El doble mandamiento del amor resume toda la moral cristiana. Fue Jesús mismo quien, en la misma perspectiva que las escuelas fariseas de su tiempo, resumió toda la Ley, toda la Escritura, en estos dos preceptos unidos por la palabra “amarás”.
Pero Jesús no inventó nada: tomó dos mandamientos de la Ley de Moisés, del Pentateuco. El primero, del libro del Deuteronomio, de esa pequeña oración que los judíos siguen rezando todos los días: el Shema’ (“Escucha…”). El segundo, del centro del libro del Levítico que es, a su vez, el centro literario de toda la Ley. Sería importante, por tanto, comprender estos mandatos elegidos por Jesús en su contexto original.
El primer mandamiento –“amar a Dios con todo el corazón, toda el ama y todas las fuerzas”– forma parte de una oración que comienza con otro mandamiento: “Escucha”. Y se continúa con el recuerdo de los beneficios de Dios por su pueblo en el éxodo y la elección de este pueblo por amor.
El amor, por tanto, solo es posible cuando hay escucha y memoria. El papa Francisco ha dicho que “la alegría evangelizadora siempre brilla sobre el trasfondo de la memoria agradecida” (EG, 13).
El amor no es novedad espontánea de un sentimiento sin raíces, sino acogida y agradecimiento de un amor que nos precede, descubrimiento de que existe alguien que estaba ahí antes de que nosotros pudiéramos sentir. El amor es un “descubrimiento exterior por parte de nuestro interior”.
Por eso, el amor necesita un “tú”, alguien a quien dirigirse. El amor no habita en nuestro corazón solitario: es éxodo de uno mismo, salida y apertura al otro, descubrimiento de un mundo que no es el mío. Siempre se ama a alguien, el amor nunca es igual, porque es relación y está configurado por las personas que se aman.
Es muy posible que una sociedad que pierde su memoria se convierta en una sociedad menos capaz para amar. Cuando rechazamos el propio pasado, cuando no agradecemos todo lo bueno que nos han legado quienes nos precedieron, cuando queremos reconstruir la historia desde nuestros criterios, no solo hay mentira e injusticia, sino deshumanización de nuestro propio presente. Casi todas las épocas que se han creído “modernas” han querido empezar de cero, agotando su horizonte en sus propios logros, sin acabar de ver que todo fruto llega después de una larga siembra y un fatigoso trabajo.
Amar es agradecer.

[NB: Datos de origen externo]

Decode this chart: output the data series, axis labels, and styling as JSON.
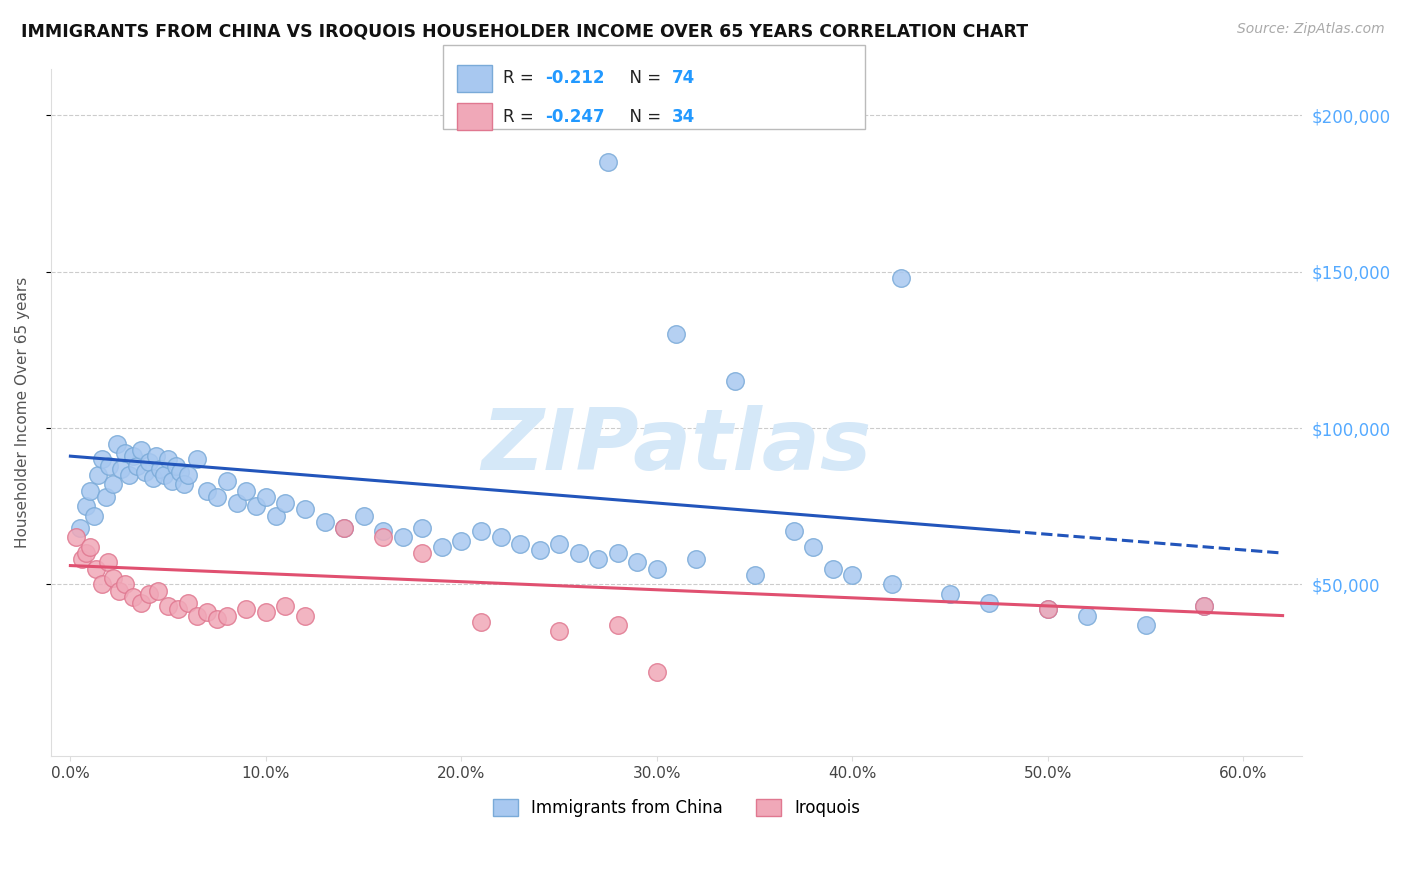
{
  "title": "IMMIGRANTS FROM CHINA VS IROQUOIS HOUSEHOLDER INCOME OVER 65 YEARS CORRELATION CHART",
  "source": "Source: ZipAtlas.com",
  "ylabel": "Householder Income Over 65 years",
  "xlabel_ticks": [
    "0.0%",
    "10.0%",
    "20.0%",
    "30.0%",
    "40.0%",
    "50.0%",
    "60.0%"
  ],
  "xlabel_vals": [
    0.0,
    10.0,
    20.0,
    30.0,
    40.0,
    50.0,
    60.0
  ],
  "yticks": [
    50000,
    100000,
    150000,
    200000
  ],
  "ylim": [
    -5000,
    215000
  ],
  "xlim": [
    -1.0,
    63.0
  ],
  "legend_label1": "Immigrants from China",
  "legend_label2": "Iroquois",
  "color_blue": "#a8c8f0",
  "color_blue_edge": "#7aaad8",
  "color_pink": "#f0a8b8",
  "color_pink_edge": "#e07890",
  "color_trendline_blue": "#2255bb",
  "color_trendline_pink": "#e05070",
  "color_axis_right": "#55aaff",
  "color_title": "#111111",
  "color_source": "#aaaaaa",
  "color_watermark": "#d5e8f8",
  "scatter_blue_x": [
    0.5,
    0.8,
    1.0,
    1.2,
    1.4,
    1.6,
    1.8,
    2.0,
    2.2,
    2.4,
    2.6,
    2.8,
    3.0,
    3.2,
    3.4,
    3.6,
    3.8,
    4.0,
    4.2,
    4.4,
    4.6,
    4.8,
    5.0,
    5.2,
    5.4,
    5.6,
    5.8,
    6.0,
    6.5,
    7.0,
    7.5,
    8.0,
    8.5,
    9.0,
    9.5,
    10.0,
    10.5,
    11.0,
    12.0,
    13.0,
    14.0,
    15.0,
    16.0,
    17.0,
    18.0,
    19.0,
    20.0,
    21.0,
    22.0,
    23.0,
    24.0,
    25.0,
    26.0,
    27.0,
    28.0,
    29.0,
    30.0,
    32.0,
    35.0,
    37.0,
    38.0,
    39.0,
    40.0,
    42.0,
    45.0,
    47.0,
    50.0,
    52.0,
    55.0,
    27.5,
    31.0,
    34.0,
    42.5,
    58.0
  ],
  "scatter_blue_y": [
    68000,
    75000,
    80000,
    72000,
    85000,
    90000,
    78000,
    88000,
    82000,
    95000,
    87000,
    92000,
    85000,
    91000,
    88000,
    93000,
    86000,
    89000,
    84000,
    91000,
    87000,
    85000,
    90000,
    83000,
    88000,
    86000,
    82000,
    85000,
    90000,
    80000,
    78000,
    83000,
    76000,
    80000,
    75000,
    78000,
    72000,
    76000,
    74000,
    70000,
    68000,
    72000,
    67000,
    65000,
    68000,
    62000,
    64000,
    67000,
    65000,
    63000,
    61000,
    63000,
    60000,
    58000,
    60000,
    57000,
    55000,
    58000,
    53000,
    67000,
    62000,
    55000,
    53000,
    50000,
    47000,
    44000,
    42000,
    40000,
    37000,
    185000,
    130000,
    115000,
    148000,
    43000
  ],
  "scatter_pink_x": [
    0.3,
    0.6,
    0.8,
    1.0,
    1.3,
    1.6,
    1.9,
    2.2,
    2.5,
    2.8,
    3.2,
    3.6,
    4.0,
    4.5,
    5.0,
    5.5,
    6.0,
    6.5,
    7.0,
    7.5,
    8.0,
    9.0,
    10.0,
    11.0,
    12.0,
    14.0,
    16.0,
    18.0,
    21.0,
    25.0,
    28.0,
    30.0,
    50.0,
    58.0
  ],
  "scatter_pink_y": [
    65000,
    58000,
    60000,
    62000,
    55000,
    50000,
    57000,
    52000,
    48000,
    50000,
    46000,
    44000,
    47000,
    48000,
    43000,
    42000,
    44000,
    40000,
    41000,
    39000,
    40000,
    42000,
    41000,
    43000,
    40000,
    68000,
    65000,
    60000,
    38000,
    35000,
    37000,
    22000,
    42000,
    43000
  ],
  "trendline_blue_x0": 0.0,
  "trendline_blue_x1": 60.0,
  "trendline_blue_y0": 91000,
  "trendline_blue_y1": 61000,
  "trendline_blue_solid_end": 48.0,
  "trendline_blue_dash_end": 62.0,
  "trendline_pink_x0": 0.0,
  "trendline_pink_x1": 62.0,
  "trendline_pink_y0": 56000,
  "trendline_pink_y1": 40000
}
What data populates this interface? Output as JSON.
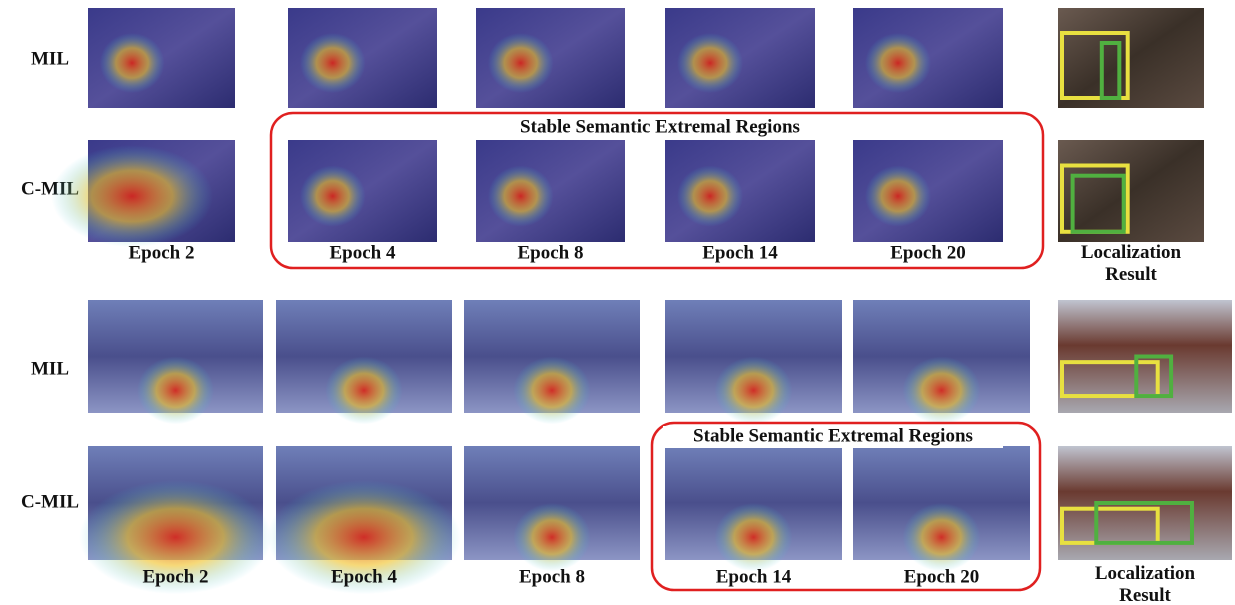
{
  "panels": [
    {
      "rows": [
        "MIL",
        "C-MIL"
      ],
      "epochs": [
        "Epoch 2",
        "Epoch 4",
        "Epoch 8",
        "Epoch 14",
        "Epoch 20"
      ],
      "region_label": "Stable Semantic Extremal Regions",
      "result_label": "Localization Result"
    },
    {
      "rows": [
        "MIL",
        "C-MIL"
      ],
      "epochs": [
        "Epoch 2",
        "Epoch 4",
        "Epoch 8",
        "Epoch 14",
        "Epoch 20"
      ],
      "region_label": "Stable Semantic Extremal Regions",
      "result_label": "Localization Result"
    }
  ]
}
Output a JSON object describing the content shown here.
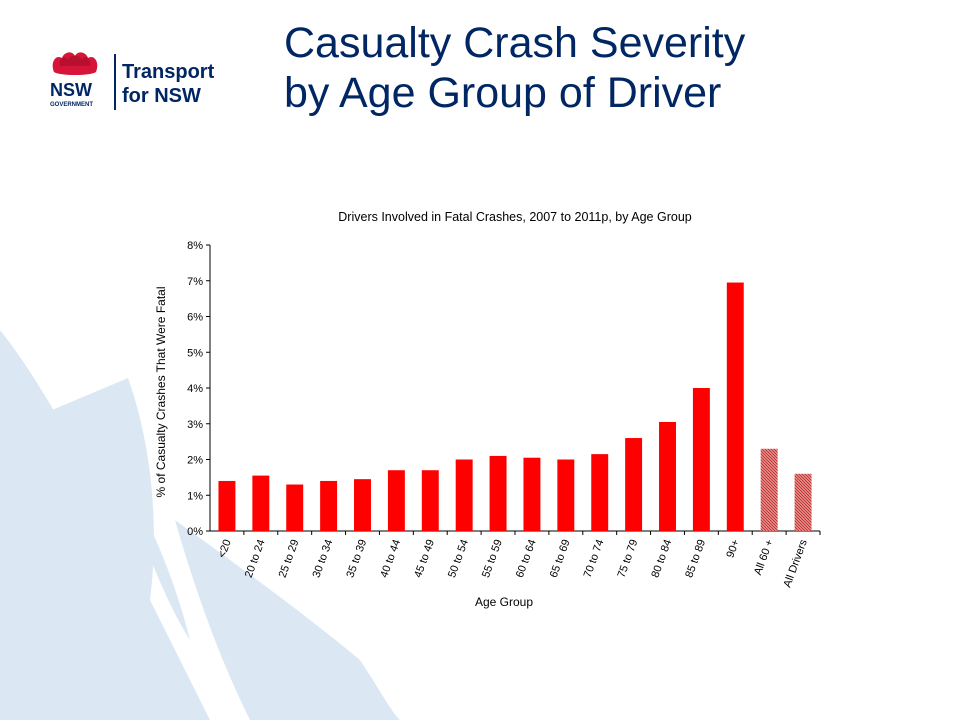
{
  "slide": {
    "title_line1": "Casualty Crash Severity",
    "title_line2": "by Age Group of Driver"
  },
  "logo": {
    "word1": "NSW",
    "word2": "GOVERNMENT",
    "word3": "Transport",
    "word4": "for NSW"
  },
  "colors": {
    "bar": "#ff0000",
    "bar_hatched": "#c0302a",
    "title": "#002664",
    "decor": "#dbe8f4"
  },
  "chart_data": {
    "type": "bar",
    "title": "Drivers Involved  in Fatal Crashes, 2007 to 2011p, by Age Group",
    "xlabel": "Age Group",
    "ylabel": "% of Casualty Crashes  That Were Fatal",
    "ylim": [
      0,
      8
    ],
    "yticks": [
      "0%",
      "1%",
      "2%",
      "3%",
      "4%",
      "5%",
      "6%",
      "7%",
      "8%"
    ],
    "categories": [
      "<20",
      "20 to 24",
      "25 to 29",
      "30 to 34",
      "35 to 39",
      "40 to 44",
      "45 to 49",
      "50 to 54",
      "55 to 59",
      "60 to 64",
      "65 to 69",
      "70 to 74",
      "75 to 79",
      "80 to 84",
      "85 to 89",
      "90+",
      "All 60 +",
      "All Drivers"
    ],
    "values": [
      1.4,
      1.55,
      1.3,
      1.4,
      1.45,
      1.7,
      1.7,
      2.0,
      2.1,
      2.05,
      2.0,
      2.15,
      2.6,
      3.05,
      4.0,
      6.95,
      2.3,
      1.6
    ],
    "hatched": [
      false,
      false,
      false,
      false,
      false,
      false,
      false,
      false,
      false,
      false,
      false,
      false,
      false,
      false,
      false,
      false,
      true,
      true
    ],
    "grid": false,
    "legend": "none"
  }
}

La memoria es la clave del corazón.
El segundo mandamiento –“amar al prójimo como a uno mismo”– está tomado de uno de los libros bíblicos que menos se leen, el Levítico, lleno de leyes rituales y sacerdotales. En concreto, el párrafo en que se da este mandato está precedido por la perspectiva de la santidad: “Seréis santos porque yo, Yahvé, vuestro Dios, soy santo”.
Amar al prójimo nos “consagra”, nos une a Dios, nos hace parecernos a él en su trascendencia y singularidad. Amar al prójimo es esencial en la religión, en nuestras relaciones con Dios. Por eso, a menudo, ha de servir como criterio de la verdadera religión.
El problema puede surgir cuando nos preguntamos quién es nuestro prójimo. ¿Es el que piensa como yo, el que pertenece a mi misma religión, o grupo, o partido? La ley de Moisés no dejaba muy clara esta perspectiva, y por eso Jesús enseñó en varias ocasiones la correcta interpretación de este mandamiento.
Prójimo es el que está próximo, el que habita con nosotros. A menudo, es más fácil amar al que está lejos. Dicen que, de visita, todos somos muy simpáticos.
Pero prójimo es también el extraño, el desconocido, hasta el enemigo. Prójimo es, ante todo, aquel a quien Dios pone a nuestro lado en el camino de la vida: necesitado, amigo o enemigo, ahí está para que, amando, podamos crecer como personas.